Within the Tri-Counties, responses to the global pandemic have been split between potential new therapies and more rapid forms of testing, such as one in development by Thousand Oaks-based biomarker monitoring firm Proactive Diagnostics, Reinke said. Others, like Camarillo-based microbial detection firm Hygiena, have seen demand increase for products already on the market.
The Amgen-Adaptive deal and other increases in biotech activity represent just a few examples of the industry’s widespread response to the coronavirus crisis that includes billion-dollar deals by companies like Moderna and Johnson & Johnson, among others, which capitalize on their existing areas of expertise, said Globaldata infectious disease analyst Philipp Rosenbaum.
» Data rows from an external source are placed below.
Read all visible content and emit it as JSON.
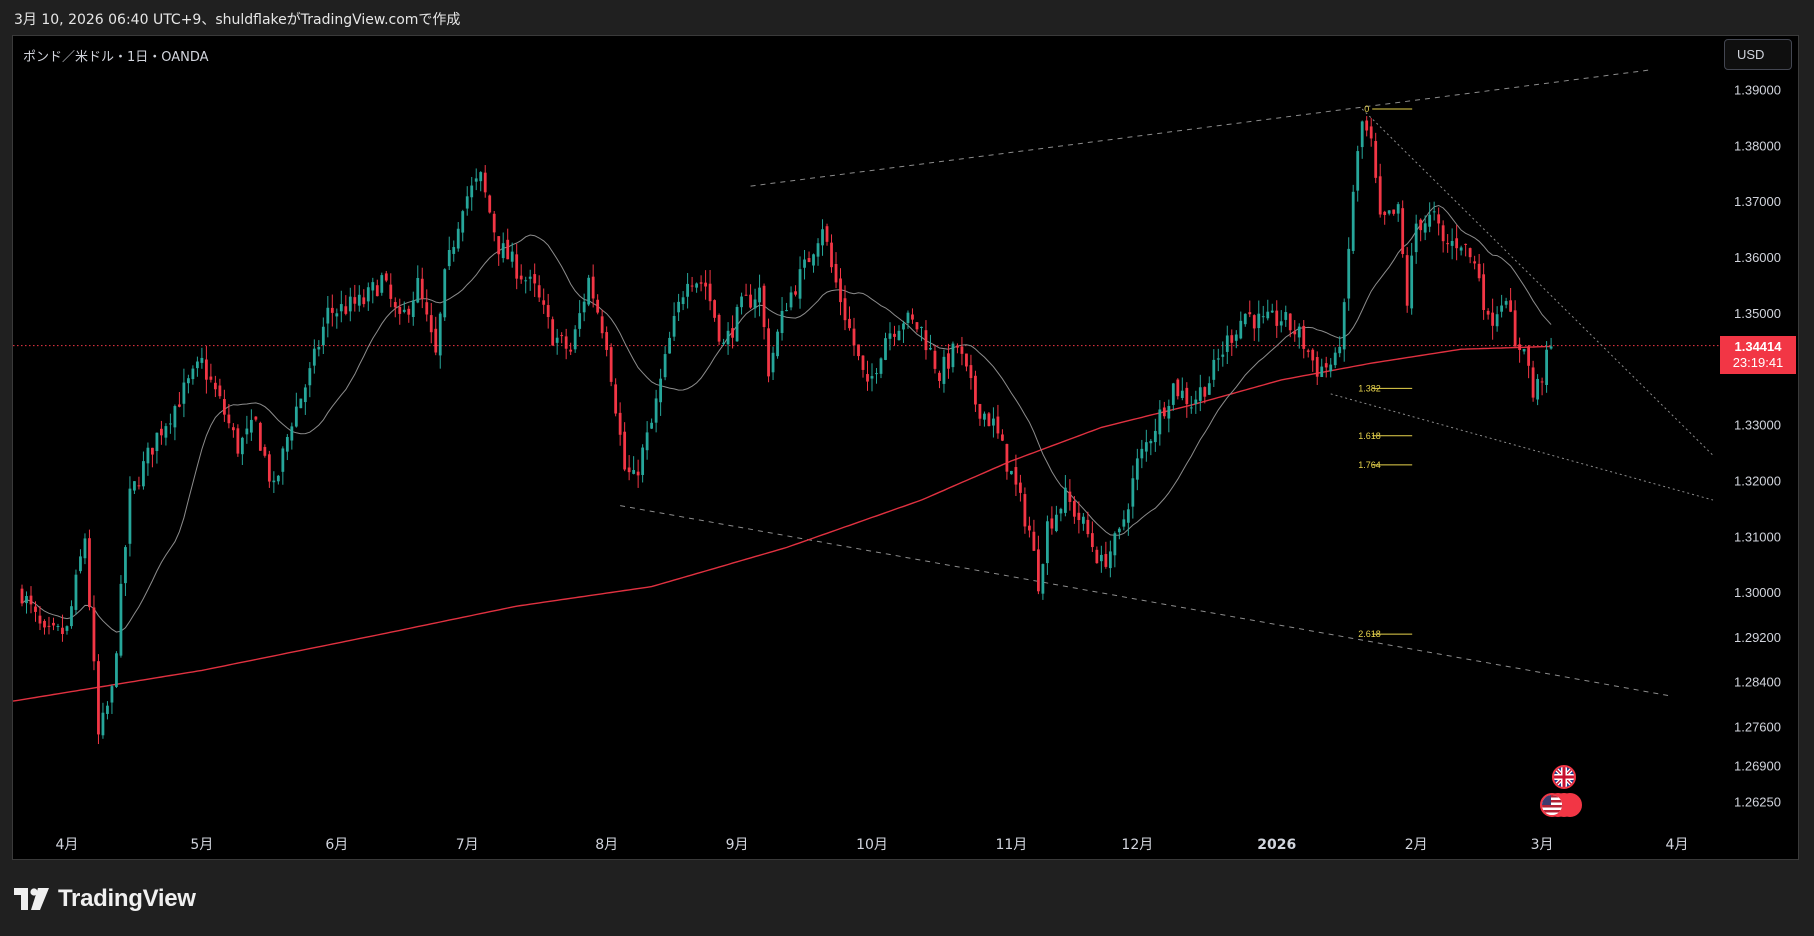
{
  "header": {
    "caption": "3月 10, 2026 06:40 UTC+9、shuldflakeがTradingView.comで作成"
  },
  "chart_header": {
    "symbol": "ポンド／米ドル・1日・OANDA",
    "currency_button": "USD"
  },
  "current_price": {
    "price": "1.34414",
    "countdown": "23:19:41",
    "value": 1.34414,
    "color": "#f23645"
  },
  "footer": {
    "brand": "TradingView"
  },
  "events": {
    "icons": [
      "uk-flag-icon",
      "us-flag-icon"
    ]
  },
  "colors": {
    "up": "#26a69a",
    "down": "#f23645",
    "ma_long": "#e03140",
    "ma_short": "#8c8c8c",
    "fib": "#e8d44d",
    "trend": "#8c8c8c"
  },
  "chart_data": {
    "type": "candlestick",
    "title": "",
    "ylim": [
      1.2585,
      1.3985
    ],
    "y_ticks": [
      "1.39000",
      "1.38000",
      "1.37000",
      "1.36000",
      "1.35000",
      "1.33000",
      "1.32000",
      "1.31000",
      "1.30000",
      "1.29200",
      "1.28400",
      "1.27600",
      "1.26900",
      "1.26250"
    ],
    "y_tick_values": [
      1.39,
      1.38,
      1.37,
      1.36,
      1.35,
      1.33,
      1.32,
      1.31,
      1.3,
      1.292,
      1.284,
      1.276,
      1.269,
      1.2625
    ],
    "x_ticks": [
      {
        "label": "4月",
        "day": 10,
        "bold": false
      },
      {
        "label": "5月",
        "day": 40,
        "bold": false
      },
      {
        "label": "6月",
        "day": 70,
        "bold": false
      },
      {
        "label": "7月",
        "day": 99,
        "bold": false
      },
      {
        "label": "8月",
        "day": 130,
        "bold": false
      },
      {
        "label": "9月",
        "day": 159,
        "bold": false
      },
      {
        "label": "10月",
        "day": 189,
        "bold": false
      },
      {
        "label": "11月",
        "day": 220,
        "bold": false
      },
      {
        "label": "12月",
        "day": 248,
        "bold": false
      },
      {
        "label": "2026",
        "day": 279,
        "bold": true
      },
      {
        "label": "2月",
        "day": 310,
        "bold": false
      },
      {
        "label": "3月",
        "day": 338,
        "bold": false
      },
      {
        "label": "4月",
        "day": 368,
        "bold": false
      }
    ],
    "day_range": [
      -2,
      376
    ],
    "price_waypoints": [
      [
        0,
        1.3
      ],
      [
        5,
        1.292
      ],
      [
        10,
        1.293
      ],
      [
        14,
        1.31
      ],
      [
        17,
        1.274
      ],
      [
        20,
        1.282
      ],
      [
        24,
        1.317
      ],
      [
        30,
        1.328
      ],
      [
        36,
        1.336
      ],
      [
        40,
        1.341
      ],
      [
        44,
        1.334
      ],
      [
        48,
        1.326
      ],
      [
        52,
        1.33
      ],
      [
        56,
        1.318
      ],
      [
        60,
        1.331
      ],
      [
        64,
        1.339
      ],
      [
        68,
        1.35
      ],
      [
        72,
        1.351
      ],
      [
        76,
        1.352
      ],
      [
        80,
        1.356
      ],
      [
        84,
        1.348
      ],
      [
        88,
        1.355
      ],
      [
        92,
        1.342
      ],
      [
        94,
        1.356
      ],
      [
        98,
        1.37
      ],
      [
        102,
        1.374
      ],
      [
        106,
        1.362
      ],
      [
        110,
        1.358
      ],
      [
        114,
        1.354
      ],
      [
        118,
        1.346
      ],
      [
        122,
        1.343
      ],
      [
        126,
        1.356
      ],
      [
        130,
        1.345
      ],
      [
        134,
        1.322
      ],
      [
        136,
        1.32
      ],
      [
        140,
        1.33
      ],
      [
        144,
        1.345
      ],
      [
        148,
        1.357
      ],
      [
        152,
        1.355
      ],
      [
        156,
        1.344
      ],
      [
        160,
        1.351
      ],
      [
        164,
        1.354
      ],
      [
        166,
        1.34
      ],
      [
        170,
        1.352
      ],
      [
        174,
        1.358
      ],
      [
        178,
        1.366
      ],
      [
        180,
        1.358
      ],
      [
        184,
        1.347
      ],
      [
        188,
        1.336
      ],
      [
        192,
        1.346
      ],
      [
        196,
        1.349
      ],
      [
        200,
        1.347
      ],
      [
        204,
        1.339
      ],
      [
        208,
        1.344
      ],
      [
        212,
        1.334
      ],
      [
        216,
        1.33
      ],
      [
        220,
        1.321
      ],
      [
        224,
        1.311
      ],
      [
        226,
        1.302
      ],
      [
        228,
        1.312
      ],
      [
        232,
        1.317
      ],
      [
        236,
        1.312
      ],
      [
        240,
        1.305
      ],
      [
        244,
        1.31
      ],
      [
        248,
        1.323
      ],
      [
        252,
        1.33
      ],
      [
        256,
        1.337
      ],
      [
        260,
        1.334
      ],
      [
        264,
        1.338
      ],
      [
        268,
        1.345
      ],
      [
        272,
        1.35
      ],
      [
        276,
        1.348
      ],
      [
        280,
        1.349
      ],
      [
        284,
        1.346
      ],
      [
        288,
        1.34
      ],
      [
        292,
        1.341
      ],
      [
        294,
        1.35
      ],
      [
        296,
        1.372
      ],
      [
        298,
        1.384
      ],
      [
        300,
        1.38
      ],
      [
        302,
        1.366
      ],
      [
        306,
        1.368
      ],
      [
        308,
        1.352
      ],
      [
        310,
        1.366
      ],
      [
        314,
        1.367
      ],
      [
        316,
        1.362
      ],
      [
        320,
        1.363
      ],
      [
        324,
        1.357
      ],
      [
        326,
        1.348
      ],
      [
        330,
        1.354
      ],
      [
        332,
        1.343
      ],
      [
        334,
        1.345
      ],
      [
        336,
        1.335
      ],
      [
        338,
        1.339
      ],
      [
        340,
        1.344
      ]
    ],
    "ma_long_waypoints": [
      [
        -2,
        1.2805
      ],
      [
        40,
        1.286
      ],
      [
        80,
        1.2925
      ],
      [
        110,
        1.2975
      ],
      [
        140,
        1.301
      ],
      [
        170,
        1.308
      ],
      [
        200,
        1.3165
      ],
      [
        220,
        1.3235
      ],
      [
        240,
        1.3295
      ],
      [
        260,
        1.3335
      ],
      [
        280,
        1.338
      ],
      [
        300,
        1.341
      ],
      [
        320,
        1.3435
      ],
      [
        340,
        1.344
      ]
    ],
    "horizontal_line": 1.34414,
    "fib_levels": [
      {
        "label": "0",
        "value": 1.3865,
        "d1": 298,
        "d2": 306
      },
      {
        "label": "1.382",
        "value": 1.3365,
        "d1": 298,
        "d2": 306
      },
      {
        "label": "1.618",
        "value": 1.328,
        "d1": 298,
        "d2": 306
      },
      {
        "label": "1.764",
        "value": 1.3228,
        "d1": 298,
        "d2": 306
      },
      {
        "label": "2.618",
        "value": 1.2925,
        "d1": 298,
        "d2": 306
      }
    ],
    "trendlines": [
      {
        "p1": [
          162,
          1.3727
        ],
        "p2": [
          362,
          1.3935
        ],
        "style": "dashed"
      },
      {
        "p1": [
          133,
          1.3155
        ],
        "p2": [
          366,
          1.2815
        ],
        "style": "dashed"
      },
      {
        "p1": [
          298,
          1.3865
        ],
        "p2": [
          376,
          1.3245
        ],
        "style": "dotted"
      },
      {
        "p1": [
          291,
          1.3355
        ],
        "p2": [
          376,
          1.3165
        ],
        "style": "dotted"
      }
    ]
  }
}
“While past historical data predicts that many of these development candidates will probably be terminated during clinical trial testing due to lack of efficacy or safety issues, we can be hopeful that the large number of collaborations could help find a possible treatment for COVID-19,” he wrote.
But while some are busier than ever, companies have to balance potential new opportunities with safety measures to protect employees, and most have pulled back operations to focus only on critically needed products, Reinke said.